Aurian zog Coronach aus der Scheide. »Wenn ich das Signal gebe, laufen wir auf den Korridor hinaus, um Anvar zu helfen«, sagte sie zu Parric. Ohne ihm Gelegenheit zu geben, dagegen zu protestieren, drehte sie sich wieder zu der Tür um, die ohne Chiamhs Unterstützung jetzt in einem Flammenmeer zusammenbrach.

»Jetzt!« Während Aurian dieses Wort rief, sowohl mit ihrer körperlichen Stimme als auch mit ihrer Gedankenstimme, schlug sie mit einem solchen Energiestrahl auf die Überreste der Tür ein, daß die brennenden Holzteile in den Korridor hinausexplodierten und die dort wartenden Xandim trafen.
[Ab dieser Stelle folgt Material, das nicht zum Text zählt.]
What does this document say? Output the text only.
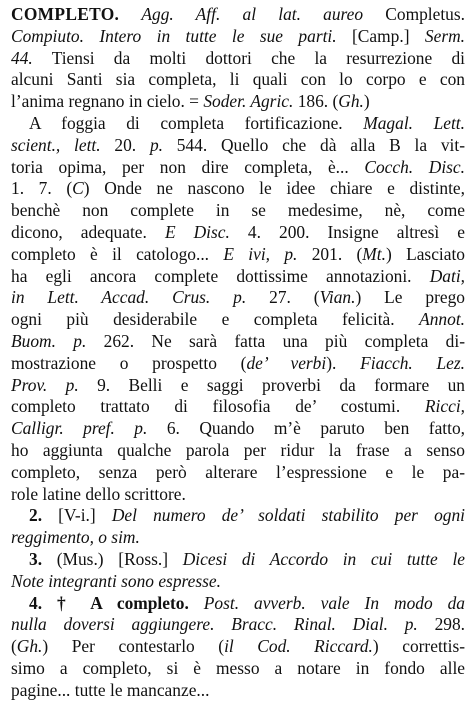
COMPLETO. Agg. Aff. al lat. aureo Completus.
Compiuto. Intero in tutte le sue parti. [Camp.] Serm.
44. Tiensi da molti dottori che la resurrezione di
alcuni Santi sia completa, li quali con lo corpo e con
l’anima regnano in cielo. = Soder. Agric. 186. (Gh.)
A foggia di completa fortificazione. Magal. Lett.
scient., lett. 20. p. 544. Quello che dà alla B la vit-
toria opima, per non dire completa, è... Cocch. Disc.
1. 7. (C) Onde ne nascono le idee chiare e distinte,
benchè non complete in se medesime, nè, come
dicono, adequate. E Disc. 4. 200. Insigne altresì e
completo è il catologo... E ivi, p. 201. (Mt.) Lasciato
ha egli ancora complete dottissime annotazioni. Dati,
in Lett. Accad. Crus. p. 27. (Vian.) Le prego
ogni più desiderabile e completa felicità. Annot.
Buom. p. 262. Ne sarà fatta una più completa di-
mostrazione o prospetto (de’ verbi). Fiacch. Lez.
Prov. p. 9. Belli e saggi proverbi da formare un
completo trattato di filosofia de’ costumi. Ricci,
Calligr. pref. p. 6. Quando m’è paruto ben fatto,
ho aggiunta qualche parola per ridur la frase a senso
completo, senza però alterare l’espressione e le pa-
role latine dello scrittore.
2. [V-i.] Del numero de’ soldati stabilito per ogni
reggimento, o sim.
3. (Mus.) [Ross.] Dicesi di Accordo in cui tutte le
Note integranti sono espresse.
4. † A completo. Post. avverb. vale In modo da
nulla doversi aggiungere. Bracc. Rinal. Dial. p. 298.
(Gh.) Per contestarlo (il Cod. Riccard.) correttis-
simo a completo, si è messo a notare in fondo alle
pagine... tutte le mancanze...
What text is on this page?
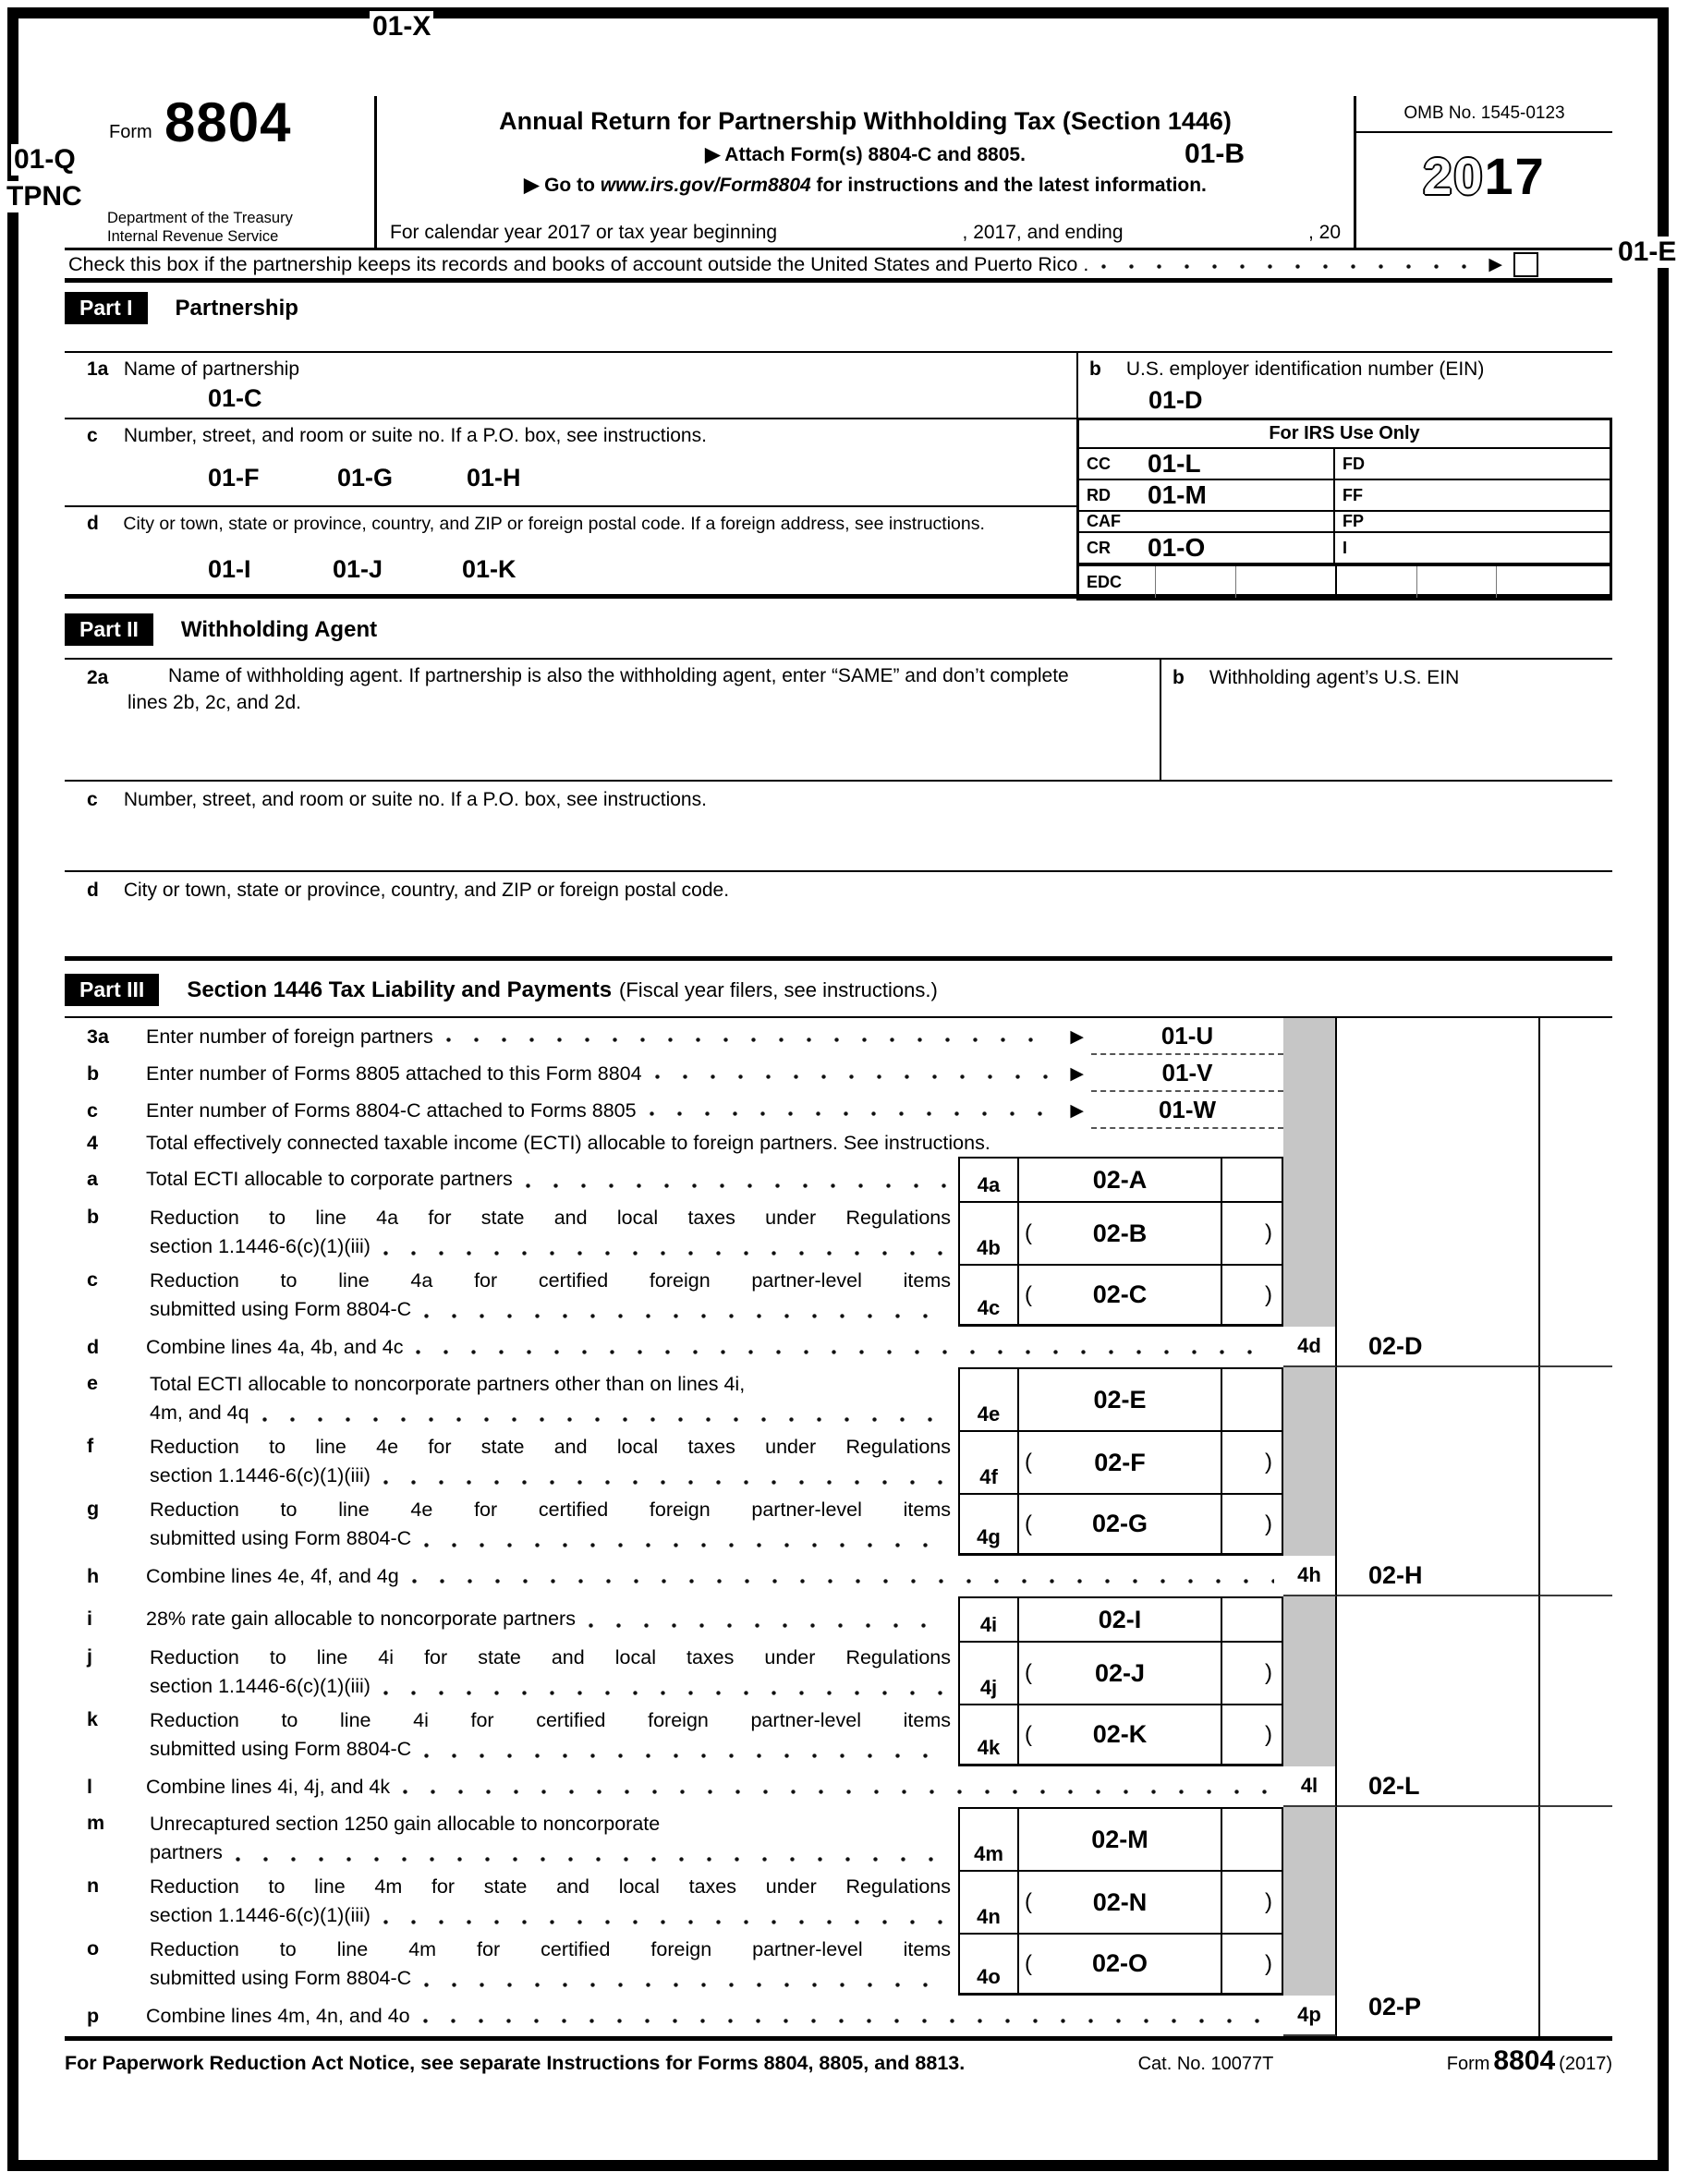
01-X
01-Q
TPNC
01-E
Form 8804
Department of the Treasury
Internal Revenue Service
Annual Return for Partnership Withholding Tax (Section 1446)
▶ Attach Form(s) 8804-C and 8805.	01-B
▶ Go to www.irs.gov/Form8804 for instructions and the latest information.
For calendar year 2017 or tax year beginning	, 2017, and ending	, 20
OMB No. 1545-0123
2017
Check this box if the partnership keeps its records and books of account outside the United States and Puerto Rico .	▶
Part I	Partnership
1a Name of partnership
01-C
c Number, street, and room or suite no. If a P.O. box, see instructions.
01-F	01-G	01-H
d City or town, state or province, country, and ZIP or foreign postal code. If a foreign address, see instructions.
01-I	01-J	01-K
b U.S. employer identification number (EIN)
01-D
For IRS Use Only
CC	01-L	FD
RD	01-M	FF
CAF	FP
CR	01-O	I
EDC
Part II	Withholding Agent
2a	Name of withholding agent. If partnership is also the withholding agent, enter “SAME” and don’t complete lines 2b, 2c, and 2d.
b Withholding agent’s U.S. EIN
c Number, street, and room or suite no. If a P.O. box, see instructions.
d City or town, state or province, country, and ZIP or foreign postal code.
Part III	Section 1446 Tax Liability and Payments (Fiscal year filers, see instructions.)
3a	Enter number of foreign partners	▶	01-U
b	Enter number of Forms 8805 attached to this Form 8804	▶	01-V
c	Enter number of Forms 8804-C attached to Forms 8805	▶	01-W
4	Total effectively connected taxable income (ECTI) allocable to foreign partners. See instructions.
a	Total ECTI allocable to corporate partners	4a	02-A
b	Reduction to line 4a for state and local taxes under Regulations
section 1.1446-6(c)(1)(iii)	4b
( 02-B	)
c	Reduction to line 4a for certified foreign partner-level items
submitted using Form 8804-C	4c
( 02-C	)
d	Combine lines 4a, 4b, and 4c	4d 02-D
e	Total ECTI allocable to noncorporate partners other than on lines 4i,
4m, and 4q	4e
02-E
f	Reduction to line 4e for state and local taxes under Regulations
section 1.1446-6(c)(1)(iii)	4f
( 02-F	)
g	Reduction to line 4e for certified foreign partner-level items
submitted using Form 8804-C	4g
( 02-G	)
h	Combine lines 4e, 4f, and 4g	4h 02-H
i	28% rate gain allocable to noncorporate partners	4i	02-I
j	Reduction to line 4i for state and local taxes under Regulations
section 1.1446-6(c)(1)(iii)	4j
(	02-J	)
k	Reduction to line 4i for certified foreign partner-level items
submitted using Form 8804-C	4k
( 02-K	)
l	Combine lines 4i, 4j, and 4k	4l 02-L
m	Unrecaptured section 1250 gain allocable to noncorporate
partners	4m
02-M
n	Reduction to line 4m for state and local taxes under Regulations
section 1.1446-6(c)(1)(iii)	4n
( 02-N	)
o	Reduction to line 4m for certified foreign partner-level items
submitted using Form 8804-C	4o
( 02-O	)
p	Combine lines 4m, 4n, and 4o	4p 02-P
For Paperwork Reduction Act Notice, see separate Instructions for Forms 8804, 8805, and 8813.	Cat. No. 10077T	Form 8804 (2017)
Die Männer stoben schreiend auseinander und schlugen auf fliegende brennende Holzstückchen und auf die Funken ein, die sich in ihrer Kleidung und ihrem Haar verfangen hatten. Mit einem lauten Kampfschrei stürzte Aurian in den Korridor hinaus, dicht gefolgt von Parric und Chiamh. Gemeinsam fielen sie wie ein Rudel Wölfe über die verwirrte Schar von Xandimsoldaten her.

Shia hatte Khanu den Berg hinaufgeschickt, um Wolf und seine Zieheltern in Chiamhs Tal zu begleiten. Nachdem Aurian sie dann darum gebeten hatte, war sie in die unteren Bereiche der Festung zurückgekehrt und hatte sich entlang der schmalen Felsvorsprünge hinter dem massiven Gebäude auf die Suche nach Bohan begeben. Obwohl sie es sich nur ungern eingestand, war sie doch von einer wachsenden Angst um den Eunuchen erfüllt. »Warum taucht er nicht auf?« murmelte Shia bei sich. »Großer, tolpatschiger Ochse – ist wahrscheinlich über seine eigenen Füße gestolpert.« Der Gedanke brachte sie mit einem Schaudern zum Stehen. Auf diesen uralten, zerfallenen Felsen konnte ein einziger Fehler schon tödlich sein. Sie näherte sich gerade der Festung, als ein Schrei durch die Nacht hallte.

Ein Schrei? Shia legte die Ohren an. Das konnte unmöglich sein, aber … Fauchend sprang sie von einem Felsvorsprung zum anderen den Berg hinunter, als würde sie von einer Horde Dämonen verfolgt. Es war unmöglich, dieses gefährliche Gebiet im Laufschritt hinter sich zu bringen, aber Shia, die vor Angst und Wut außer sich war, legte ein gefährliches Tempo vor, wobei sie die Krallen ausgestreckt hielt, um besseren Halt zu finden. Als sie den Abgrund direkt vor der Festung erreichte, wurde ihr Herz plötzlich zu einem Eisklumpen. Bohan, dessen Augen in einem vor Entsetzen grau gewordenen Gesicht hervortraten, hielt sich mit den Fingern an dem morschen Felsvorsprung fest, der unter dem Gewicht seines gewaltigen Körpers beinahe ganz abgebrochen war. Irgendwie hatte er es im Fallen geschafft, sich an der Kante des abgebrochenen Steins festzuhalten, und hing jetzt über dem Abgrund.

Vor Shias entsetzten Augen glitten seine Finger, die kaum noch Kraft hatten, ein Stückchen weiter ab. Die Katze sprang nach vorn und bohrte ihre Fangzähne in Bohans Gewand, wobei sie ihre Krallen mit aller Kraft in den Stein grub, um nicht selbst abzurutschen. Das Gewicht des Eunuchen zerrte sie in die Tiefe, und sie mußte die Muskeln in ihrem Kiefer und in ihrem Hals bis an die Grenze des Erträglichen anspannen, aber sie hielt ihn fest und versuchte, ihm so viel wie möglich von seinem Gewicht abzunehmen. Das war alles, was sie für ihn tun konnte. Den Rest würde Bohan selbst erledigen müssen, aber er schien wie gelähmt vor Entsetzen zu sein und außerstande, seinen ohnehin allzu dürftigen Halt aufs Spiel zu setzen, indem er versuchte, sich weiter hochzuziehen.